Does your company have a code of ethics? If your employees were asked to name even one of your business’ ethics policies, would they be able to do so? While many business owners will pride themselves on running an ethical company, few ever take the time to question whether their staff is aware of specific company ethics policies. If you want to help guard your company against questionable business ethics, following are a few tips you can consider to ensure compliance with company policies and to help guard against bad employee behavior.
Written Code of Ethics
If your employees and managers don’t have access to your company’s code of ethics, how can they be expected to uphold your business’ standards? If you’re going to pride yourself on being an ethical company, make sure your company’s code of ethics is in writing and accessible to all.
Reporting Bad Behavior
Reporting questionable conduct should be easy for your staff. The more layers of difficulty in reporting bad behavior, the less likely your team members are to advise upper management.
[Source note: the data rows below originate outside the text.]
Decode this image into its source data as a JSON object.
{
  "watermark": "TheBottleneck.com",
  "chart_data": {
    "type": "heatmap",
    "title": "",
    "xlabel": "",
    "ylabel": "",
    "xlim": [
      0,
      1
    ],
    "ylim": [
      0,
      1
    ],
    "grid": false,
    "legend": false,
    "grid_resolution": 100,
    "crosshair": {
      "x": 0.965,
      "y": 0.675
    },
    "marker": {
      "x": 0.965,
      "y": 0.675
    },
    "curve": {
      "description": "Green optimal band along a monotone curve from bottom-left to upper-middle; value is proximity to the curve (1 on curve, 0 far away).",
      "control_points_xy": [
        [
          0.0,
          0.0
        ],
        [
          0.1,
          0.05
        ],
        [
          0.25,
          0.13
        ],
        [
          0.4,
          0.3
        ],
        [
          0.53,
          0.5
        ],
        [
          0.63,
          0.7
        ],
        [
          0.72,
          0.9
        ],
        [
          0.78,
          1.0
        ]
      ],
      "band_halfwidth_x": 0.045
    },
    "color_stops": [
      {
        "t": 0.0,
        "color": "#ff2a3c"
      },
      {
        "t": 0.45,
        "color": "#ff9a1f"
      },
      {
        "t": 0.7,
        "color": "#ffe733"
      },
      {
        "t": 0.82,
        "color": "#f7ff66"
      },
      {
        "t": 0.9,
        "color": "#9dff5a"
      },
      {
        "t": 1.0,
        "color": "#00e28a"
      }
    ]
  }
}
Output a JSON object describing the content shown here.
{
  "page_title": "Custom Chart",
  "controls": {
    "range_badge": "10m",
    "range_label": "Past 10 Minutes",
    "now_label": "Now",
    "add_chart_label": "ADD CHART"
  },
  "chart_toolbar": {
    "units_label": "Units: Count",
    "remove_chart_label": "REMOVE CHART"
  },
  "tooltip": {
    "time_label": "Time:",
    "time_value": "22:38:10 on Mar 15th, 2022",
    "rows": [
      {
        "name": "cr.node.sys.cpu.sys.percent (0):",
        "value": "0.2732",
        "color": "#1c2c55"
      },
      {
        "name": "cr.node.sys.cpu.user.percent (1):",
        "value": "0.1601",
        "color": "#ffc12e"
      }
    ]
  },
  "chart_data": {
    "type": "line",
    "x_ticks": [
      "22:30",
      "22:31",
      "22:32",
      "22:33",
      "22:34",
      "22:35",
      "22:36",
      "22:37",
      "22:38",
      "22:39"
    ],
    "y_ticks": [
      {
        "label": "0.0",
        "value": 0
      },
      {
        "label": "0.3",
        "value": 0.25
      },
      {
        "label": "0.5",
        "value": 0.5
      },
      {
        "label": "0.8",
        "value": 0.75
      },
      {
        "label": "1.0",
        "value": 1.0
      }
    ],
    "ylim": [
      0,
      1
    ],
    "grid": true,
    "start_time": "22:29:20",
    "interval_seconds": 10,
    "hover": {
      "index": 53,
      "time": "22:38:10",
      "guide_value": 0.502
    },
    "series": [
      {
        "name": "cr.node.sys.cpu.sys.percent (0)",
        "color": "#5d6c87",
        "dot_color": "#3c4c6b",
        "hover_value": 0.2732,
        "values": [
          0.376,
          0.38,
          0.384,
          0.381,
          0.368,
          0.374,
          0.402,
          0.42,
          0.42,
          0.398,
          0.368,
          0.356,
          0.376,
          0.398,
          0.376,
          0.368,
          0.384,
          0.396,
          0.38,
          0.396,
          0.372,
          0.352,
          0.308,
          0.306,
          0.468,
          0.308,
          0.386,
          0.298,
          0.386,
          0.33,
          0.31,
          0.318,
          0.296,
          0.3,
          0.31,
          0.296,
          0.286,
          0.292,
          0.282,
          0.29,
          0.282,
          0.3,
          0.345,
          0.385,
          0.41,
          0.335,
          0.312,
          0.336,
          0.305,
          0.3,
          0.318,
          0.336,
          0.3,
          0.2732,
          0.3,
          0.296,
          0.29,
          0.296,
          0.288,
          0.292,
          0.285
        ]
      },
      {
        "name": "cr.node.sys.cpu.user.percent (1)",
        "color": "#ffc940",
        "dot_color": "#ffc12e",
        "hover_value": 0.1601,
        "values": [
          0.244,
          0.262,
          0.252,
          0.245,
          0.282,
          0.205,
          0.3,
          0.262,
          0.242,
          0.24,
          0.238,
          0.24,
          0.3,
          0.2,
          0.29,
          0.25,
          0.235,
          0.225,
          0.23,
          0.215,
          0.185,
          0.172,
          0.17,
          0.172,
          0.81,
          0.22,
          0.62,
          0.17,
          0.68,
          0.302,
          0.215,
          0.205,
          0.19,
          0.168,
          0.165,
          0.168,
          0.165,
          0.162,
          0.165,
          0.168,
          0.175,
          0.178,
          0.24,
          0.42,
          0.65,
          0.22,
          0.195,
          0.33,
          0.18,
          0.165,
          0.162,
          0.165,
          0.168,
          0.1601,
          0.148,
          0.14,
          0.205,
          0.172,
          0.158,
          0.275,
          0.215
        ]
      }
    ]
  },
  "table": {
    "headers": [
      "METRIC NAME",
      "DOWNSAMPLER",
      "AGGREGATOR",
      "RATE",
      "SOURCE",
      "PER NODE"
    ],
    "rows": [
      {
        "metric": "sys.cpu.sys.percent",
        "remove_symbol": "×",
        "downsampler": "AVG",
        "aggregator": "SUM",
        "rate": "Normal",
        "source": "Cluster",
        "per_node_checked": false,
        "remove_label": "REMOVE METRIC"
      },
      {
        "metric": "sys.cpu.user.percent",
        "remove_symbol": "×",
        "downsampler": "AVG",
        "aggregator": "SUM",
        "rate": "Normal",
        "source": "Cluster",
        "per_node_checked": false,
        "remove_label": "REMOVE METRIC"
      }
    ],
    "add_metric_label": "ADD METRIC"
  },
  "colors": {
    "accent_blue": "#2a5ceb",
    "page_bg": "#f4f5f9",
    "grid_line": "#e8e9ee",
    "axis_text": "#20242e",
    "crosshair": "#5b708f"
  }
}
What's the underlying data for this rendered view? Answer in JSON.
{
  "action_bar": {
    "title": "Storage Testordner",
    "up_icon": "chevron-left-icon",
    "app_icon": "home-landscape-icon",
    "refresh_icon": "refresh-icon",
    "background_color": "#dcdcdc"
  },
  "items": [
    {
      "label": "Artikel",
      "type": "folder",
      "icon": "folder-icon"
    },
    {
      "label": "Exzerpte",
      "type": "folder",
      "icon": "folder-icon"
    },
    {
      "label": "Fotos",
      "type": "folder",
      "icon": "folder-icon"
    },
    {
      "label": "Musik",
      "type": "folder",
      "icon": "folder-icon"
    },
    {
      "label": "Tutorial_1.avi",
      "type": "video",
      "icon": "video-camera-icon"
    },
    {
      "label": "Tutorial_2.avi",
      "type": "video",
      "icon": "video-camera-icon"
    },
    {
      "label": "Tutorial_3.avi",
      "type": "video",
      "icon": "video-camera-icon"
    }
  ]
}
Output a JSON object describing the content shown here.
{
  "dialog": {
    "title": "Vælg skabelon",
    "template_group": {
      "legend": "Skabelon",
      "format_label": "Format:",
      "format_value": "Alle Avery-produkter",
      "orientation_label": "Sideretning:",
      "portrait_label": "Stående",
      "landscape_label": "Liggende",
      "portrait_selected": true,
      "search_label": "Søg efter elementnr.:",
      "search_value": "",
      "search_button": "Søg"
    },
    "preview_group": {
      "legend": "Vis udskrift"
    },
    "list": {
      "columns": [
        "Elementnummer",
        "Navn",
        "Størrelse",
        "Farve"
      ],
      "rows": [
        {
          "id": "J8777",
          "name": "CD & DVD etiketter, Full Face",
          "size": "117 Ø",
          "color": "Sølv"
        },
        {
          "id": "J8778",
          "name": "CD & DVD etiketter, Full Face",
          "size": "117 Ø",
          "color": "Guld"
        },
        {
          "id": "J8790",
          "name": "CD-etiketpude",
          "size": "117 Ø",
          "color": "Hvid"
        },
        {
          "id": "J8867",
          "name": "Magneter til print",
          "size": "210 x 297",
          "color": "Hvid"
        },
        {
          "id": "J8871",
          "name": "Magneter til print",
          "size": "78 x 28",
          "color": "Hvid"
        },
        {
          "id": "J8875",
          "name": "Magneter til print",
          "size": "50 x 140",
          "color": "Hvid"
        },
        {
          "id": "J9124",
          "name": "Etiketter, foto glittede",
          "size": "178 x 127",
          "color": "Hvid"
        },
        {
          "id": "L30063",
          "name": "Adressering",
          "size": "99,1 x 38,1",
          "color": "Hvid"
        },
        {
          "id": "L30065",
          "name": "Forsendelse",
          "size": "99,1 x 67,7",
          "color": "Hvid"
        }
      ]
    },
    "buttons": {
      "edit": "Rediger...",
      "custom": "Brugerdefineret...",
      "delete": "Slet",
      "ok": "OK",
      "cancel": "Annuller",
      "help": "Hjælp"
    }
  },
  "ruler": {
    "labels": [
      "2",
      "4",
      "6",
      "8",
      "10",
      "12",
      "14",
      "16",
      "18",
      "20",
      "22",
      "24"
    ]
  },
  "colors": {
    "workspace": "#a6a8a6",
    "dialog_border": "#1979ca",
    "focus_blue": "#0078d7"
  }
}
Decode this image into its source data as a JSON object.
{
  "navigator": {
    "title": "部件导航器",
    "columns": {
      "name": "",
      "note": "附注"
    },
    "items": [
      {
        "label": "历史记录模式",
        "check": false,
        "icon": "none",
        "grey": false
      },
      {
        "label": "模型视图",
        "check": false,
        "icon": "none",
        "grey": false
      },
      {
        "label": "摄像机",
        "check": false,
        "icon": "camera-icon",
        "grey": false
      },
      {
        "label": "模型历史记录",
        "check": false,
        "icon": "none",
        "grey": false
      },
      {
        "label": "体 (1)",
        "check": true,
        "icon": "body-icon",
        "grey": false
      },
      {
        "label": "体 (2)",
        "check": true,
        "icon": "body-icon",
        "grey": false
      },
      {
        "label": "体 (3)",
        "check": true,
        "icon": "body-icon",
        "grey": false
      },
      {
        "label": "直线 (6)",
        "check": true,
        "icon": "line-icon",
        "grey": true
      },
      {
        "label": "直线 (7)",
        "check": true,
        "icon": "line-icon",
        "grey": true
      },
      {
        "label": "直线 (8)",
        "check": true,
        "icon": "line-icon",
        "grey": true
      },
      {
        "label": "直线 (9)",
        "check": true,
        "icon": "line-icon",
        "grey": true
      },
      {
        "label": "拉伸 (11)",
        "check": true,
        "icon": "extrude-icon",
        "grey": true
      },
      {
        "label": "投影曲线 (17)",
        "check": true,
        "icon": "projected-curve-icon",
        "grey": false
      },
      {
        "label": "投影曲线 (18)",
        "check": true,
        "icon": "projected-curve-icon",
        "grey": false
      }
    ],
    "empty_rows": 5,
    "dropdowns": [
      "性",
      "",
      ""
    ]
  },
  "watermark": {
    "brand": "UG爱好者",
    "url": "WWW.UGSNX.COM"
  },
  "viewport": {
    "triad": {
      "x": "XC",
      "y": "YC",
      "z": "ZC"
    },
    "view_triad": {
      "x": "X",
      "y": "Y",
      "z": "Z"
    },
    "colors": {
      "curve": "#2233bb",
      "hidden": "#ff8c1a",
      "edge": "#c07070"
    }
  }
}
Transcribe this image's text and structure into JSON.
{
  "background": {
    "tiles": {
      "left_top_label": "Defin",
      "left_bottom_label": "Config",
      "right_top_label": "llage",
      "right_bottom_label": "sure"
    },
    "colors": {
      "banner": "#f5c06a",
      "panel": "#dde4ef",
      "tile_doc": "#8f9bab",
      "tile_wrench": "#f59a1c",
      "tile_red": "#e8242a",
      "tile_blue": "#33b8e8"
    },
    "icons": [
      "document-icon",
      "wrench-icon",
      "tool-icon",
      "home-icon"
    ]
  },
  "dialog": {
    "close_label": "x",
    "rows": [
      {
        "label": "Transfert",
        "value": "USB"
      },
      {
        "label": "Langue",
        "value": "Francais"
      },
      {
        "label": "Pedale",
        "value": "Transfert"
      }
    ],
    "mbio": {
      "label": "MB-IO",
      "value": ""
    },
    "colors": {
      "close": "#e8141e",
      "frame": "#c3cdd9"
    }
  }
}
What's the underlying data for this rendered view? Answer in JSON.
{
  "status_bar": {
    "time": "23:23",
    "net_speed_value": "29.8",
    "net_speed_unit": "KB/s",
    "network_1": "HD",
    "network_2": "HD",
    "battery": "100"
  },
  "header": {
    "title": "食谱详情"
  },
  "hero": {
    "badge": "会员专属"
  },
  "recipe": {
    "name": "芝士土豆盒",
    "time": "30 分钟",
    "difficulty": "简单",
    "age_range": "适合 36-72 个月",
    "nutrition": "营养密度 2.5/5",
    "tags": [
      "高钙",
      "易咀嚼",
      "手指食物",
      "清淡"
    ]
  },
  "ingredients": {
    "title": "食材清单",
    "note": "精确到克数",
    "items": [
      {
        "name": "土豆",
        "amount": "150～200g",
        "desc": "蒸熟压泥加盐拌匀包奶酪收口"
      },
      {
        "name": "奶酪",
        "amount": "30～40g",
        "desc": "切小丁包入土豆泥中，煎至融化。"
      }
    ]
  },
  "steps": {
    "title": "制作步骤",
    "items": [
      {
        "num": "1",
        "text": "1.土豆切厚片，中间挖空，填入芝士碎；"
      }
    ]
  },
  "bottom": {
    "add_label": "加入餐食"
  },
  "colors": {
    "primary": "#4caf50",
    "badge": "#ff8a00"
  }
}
If you want to ensure employees report questionable conduct, there needs to be visible consequences for transgressors. If the only punishment is a noted infraction on their employment file, how does that dissuade other employees from participating in the same bad behavior? Employees need to know there are consequences for unsavory actions and that their reporting of questionable conduct will lead to real change.
Regular Ethics Appraisals
Conducting regular appraisals of team ethics ensures your team members understand your desire to run an ethical company. Consider yearly anonymous surveys as a means of tracking overall sentiment towards your company’s business ethics.
Make sure every member of your team is held to the same standard of ethical behavior. If upper management is allowed to engage in questionable behaviors, how can you expect exemplary behavior from the rest of your employees? The acknowledgment of unacceptable ethics should be the same for the CEO as for the janitor.
Training standards need to be a crucial part of any business ethics policy. Formal training and a documented acknowledgement of company standards is imperative. Having each member of your team acknowledge in writing that they have been trained on and understand the company’s ethics policy can be crucial should you ever have to terminate an employee for unethical conduct.
Having a clearly stated business ethics policy can help protect your company against everything from fraud investigations to a forensic accounting investigation to ensure corporate governance. Whether attempting to protect your business against the occasional instance of office supply theft or guarding against bribery in securing supplier contracts, a company with a strong ethical compass is likely to inspire employee loyalty and customer confidence.